Images of Ella Rosewood in "Eighth Dance" (1949) choreographed by Sybil Shearer. Photos by Chris Steele-Nicholson. 

 
 

Eighth Dance (1949)
Choreographed by Sybil Shearer
Staged by Ella Rosewood with permission of the Morrison-Shearer Foundation based on the film performance of “Mussorgsky as performed for the British Film Institute  - Six Solos, Choreographed and Danced by Sybil Shearer and Directed by Helen Balfour Morrison. Northbrook, IL: Sybil Shearer Studio, 1956."
Coached by Toby Nicholson, Morrison-Shearer Foundation Trustee  Danced by Ella Rosewood
Music by Mussorgsky, Pictures at an Exhibition
Costume by Cheryl Lovett after the original

This reconstruction was supported by the Morrison-Shearer Foundation.


Sybil Shearer (1912-2005) burst upon the modern dance scene in October 1941 in a solo debut at Carnegie Hall that received rave reviews and an award from critic John Martin as the year’s most promising solo choreographer. Already setting a radical new direction in modern dance, she came to believe that New York was no place to develop dance as an art.

In 1942 she left New York for the new Roosevelt College in Chicago, where she was given the freedom to work independently, close to nature, and in her own unorthodox way. Within a month of her arrival, she met Helen Balfour Morrison, the photographer who became her artistic collaborator for the next forty years. Thus began a career of one of the finest dancers of the 20th century, though deemed “elusive,” and “rarely seen.”
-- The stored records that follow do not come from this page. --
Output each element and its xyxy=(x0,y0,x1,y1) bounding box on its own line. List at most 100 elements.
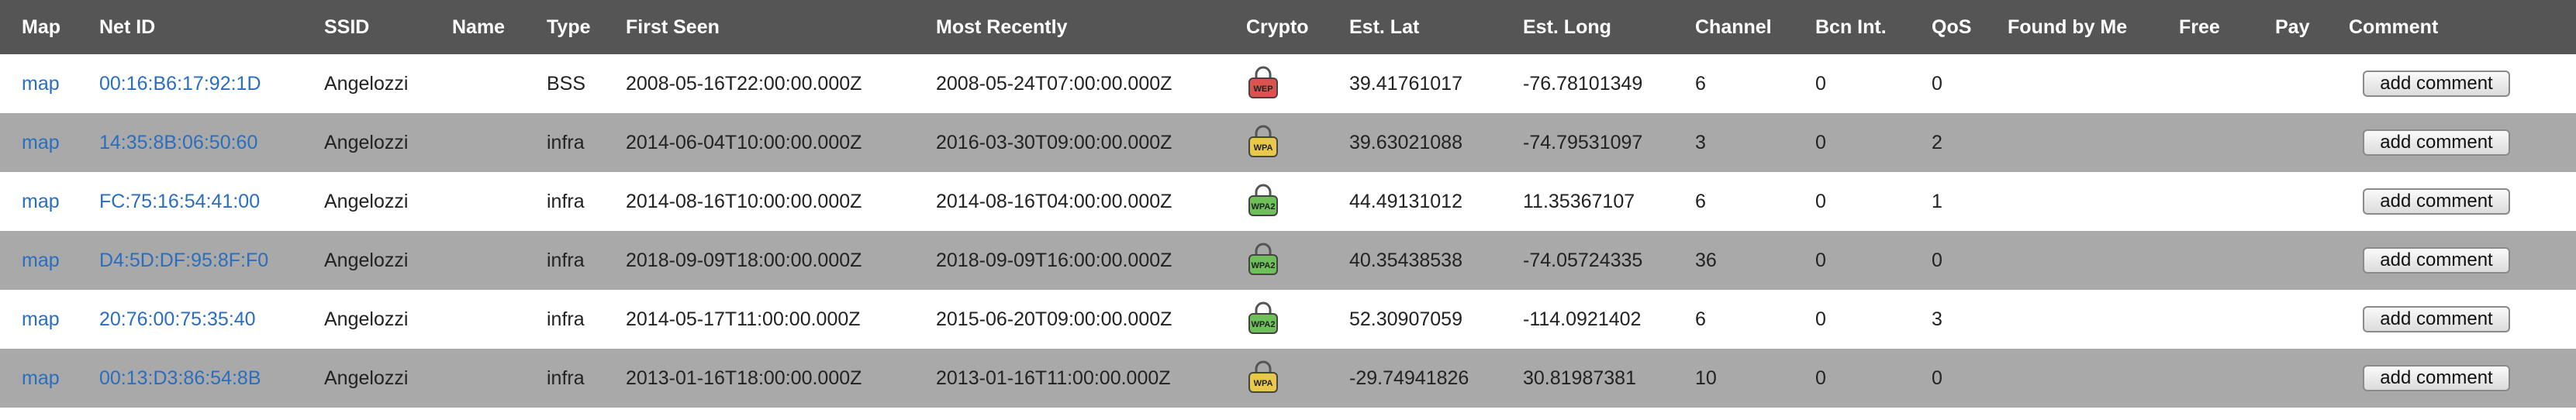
name-cell xyxy=(430,231,525,290)
ssid-cell: Angelozzi xyxy=(324,190,409,212)
add-comment-button[interactable]: add comment xyxy=(2363,306,2510,332)
pay-cell xyxy=(2253,172,2327,231)
net-id-cell: FC:75:16:54:41:00 xyxy=(78,172,302,231)
add-comment-button[interactable]: add comment xyxy=(2363,71,2510,97)
est-long-cell: 30.81987381 xyxy=(1523,367,1636,389)
header-ssid: SSID xyxy=(324,15,370,38)
map-link[interactable]: map xyxy=(22,308,60,330)
table-row: map D4:5D:DF:95:8F:F0 Angelozzi infra 20… xyxy=(0,231,2576,290)
map-link[interactable]: map xyxy=(22,131,60,153)
est-lat-cell: 39.41761017 xyxy=(1349,72,1462,95)
crypto-cell: WPA2 xyxy=(1224,290,1328,349)
map-cell: map xyxy=(0,172,78,231)
header-most-recently: Most Recently xyxy=(936,15,1068,38)
header-crypto: Crypto xyxy=(1246,15,1309,38)
header-est-long: Est. Long xyxy=(1523,15,1611,38)
comment-cell: add comment xyxy=(2327,54,2576,113)
net-id-cell: 00:13:D3:86:54:8B xyxy=(78,349,302,408)
svg-text:WPA2: WPA2 xyxy=(1252,320,1276,329)
free-cell xyxy=(2157,113,2253,172)
channel-cell: 10 xyxy=(1695,367,1717,389)
header-name: Name xyxy=(452,15,506,38)
crypto-cell: WPA xyxy=(1224,113,1328,172)
add-comment-button[interactable]: add comment xyxy=(2363,247,2510,274)
found-by-me-cell xyxy=(1986,172,2157,231)
est-long-cell: -74.05724335 xyxy=(1523,249,1643,271)
ssid-cell: Angelozzi xyxy=(324,72,409,95)
comment-cell: add comment xyxy=(2327,172,2576,231)
name-cell xyxy=(430,113,525,172)
type-cell: infra xyxy=(547,131,585,153)
net-id-link[interactable]: 00:13:D3:86:54:8B xyxy=(99,367,261,389)
pay-cell xyxy=(2253,113,2327,172)
comment-cell: add comment xyxy=(2327,231,2576,290)
net-id-cell: 20:76:00:75:35:40 xyxy=(78,290,302,349)
net-id-link[interactable]: 20:76:00:75:35:40 xyxy=(99,308,256,330)
map-link[interactable]: map xyxy=(22,72,60,95)
lock-icon: WPA2 xyxy=(1246,301,1280,334)
channel-cell: 6 xyxy=(1695,190,1706,212)
qos-cell: 0 xyxy=(1932,249,1942,271)
map-cell: map xyxy=(0,54,78,113)
net-id-link[interactable]: 14:35:8B:06:50:60 xyxy=(99,131,258,153)
first-seen-cell: 2014-05-17T11:00:00.000Z xyxy=(626,308,861,330)
map-link[interactable]: map xyxy=(22,249,60,271)
map-cell: map xyxy=(0,231,78,290)
svg-text:WPA2: WPA2 xyxy=(1252,261,1276,270)
table-row: map 20:76:00:75:35:40 Angelozzi infra 20… xyxy=(0,290,2576,349)
type-cell: infra xyxy=(547,308,585,330)
channel-cell: 36 xyxy=(1695,249,1717,271)
map-link[interactable]: map xyxy=(22,190,60,212)
net-id-link[interactable]: D4:5D:DF:95:8F:F0 xyxy=(99,249,269,271)
comment-cell: add comment xyxy=(2327,349,2576,408)
bcn-int-cell: 0 xyxy=(1815,72,1826,95)
header-type: Type xyxy=(547,15,591,38)
header-free: Free xyxy=(2179,15,2220,38)
type-cell: infra xyxy=(547,367,585,389)
first-seen-cell: 2018-09-09T18:00:00.000Z xyxy=(626,249,862,271)
map-cell: map xyxy=(0,290,78,349)
found-by-me-cell xyxy=(1986,54,2157,113)
add-comment-button[interactable]: add comment xyxy=(2363,365,2510,391)
add-comment-button[interactable]: add comment xyxy=(2363,129,2510,156)
qos-cell: 0 xyxy=(1932,367,1942,389)
qos-cell: 3 xyxy=(1932,308,1942,330)
est-long-cell: -74.79531097 xyxy=(1523,131,1643,153)
table-body: map 00:16:B6:17:92:1D Angelozzi BSS 2008… xyxy=(0,54,2576,408)
svg-text:WPA2: WPA2 xyxy=(1252,202,1276,212)
crypto-cell: WPA2 xyxy=(1224,172,1328,231)
map-link[interactable]: map xyxy=(22,367,60,389)
lock-icon: WEP xyxy=(1246,65,1280,98)
est-lat-cell: -29.74941826 xyxy=(1349,367,1469,389)
net-id-link[interactable]: 00:16:B6:17:92:1D xyxy=(99,72,261,95)
name-cell xyxy=(430,172,525,231)
type-cell: BSS xyxy=(547,72,586,95)
net-id-cell: 00:16:B6:17:92:1D xyxy=(78,54,302,113)
map-cell: map xyxy=(0,113,78,172)
name-cell xyxy=(430,290,525,349)
header-map: Map xyxy=(22,15,60,38)
bcn-int-cell: 0 xyxy=(1815,249,1826,271)
header-first-seen: First Seen xyxy=(626,15,720,38)
first-seen-cell: 2013-01-16T18:00:00.000Z xyxy=(626,367,862,389)
est-lat-cell: 40.35438538 xyxy=(1349,249,1462,271)
bcn-int-cell: 0 xyxy=(1815,190,1826,212)
ssid-cell: Angelozzi xyxy=(324,308,409,330)
table-row: map 00:13:D3:86:54:8B Angelozzi infra 20… xyxy=(0,349,2576,408)
crypto-cell: WPA xyxy=(1224,349,1328,408)
most-recently-cell: 2013-01-16T11:00:00.000Z xyxy=(936,367,1171,389)
found-by-me-cell xyxy=(1986,231,2157,290)
bcn-int-cell: 0 xyxy=(1815,367,1826,389)
pay-cell xyxy=(2253,231,2327,290)
add-comment-button[interactable]: add comment xyxy=(2363,188,2510,215)
net-id-link[interactable]: FC:75:16:54:41:00 xyxy=(99,190,261,212)
channel-cell: 3 xyxy=(1695,131,1706,153)
header-qos: QoS xyxy=(1932,15,1972,38)
header-channel: Channel xyxy=(1695,15,1772,38)
header-comment: Comment xyxy=(2349,15,2439,38)
pay-cell xyxy=(2253,349,2327,408)
header-pay: Pay xyxy=(2275,15,2310,38)
svg-text:WEP: WEP xyxy=(1253,84,1272,94)
free-cell xyxy=(2157,349,2253,408)
most-recently-cell: 2008-05-24T07:00:00.000Z xyxy=(936,72,1172,95)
Shearer formed the Morrison-Shearer Foundation in 1991 to perpetuate their artistic legacy. Under the auspices of the Foundation, she brought Susanne Linke, the German expressionist dancer, to Chicago in 1991 to perform at the Harold Washington Library. In 1993 she arranged a tour to Germany for the 20th anniversary of the Hamburg Ballet, whose director, John Neumeier, had been a member of the Sybil Shearer Company in the 1960s. In February 2005 she danced publicly for the last time at the Art Institute of Chicago, interpreting Matisse in the "Artists and Dance" program, just nine months before her death at the age of 93.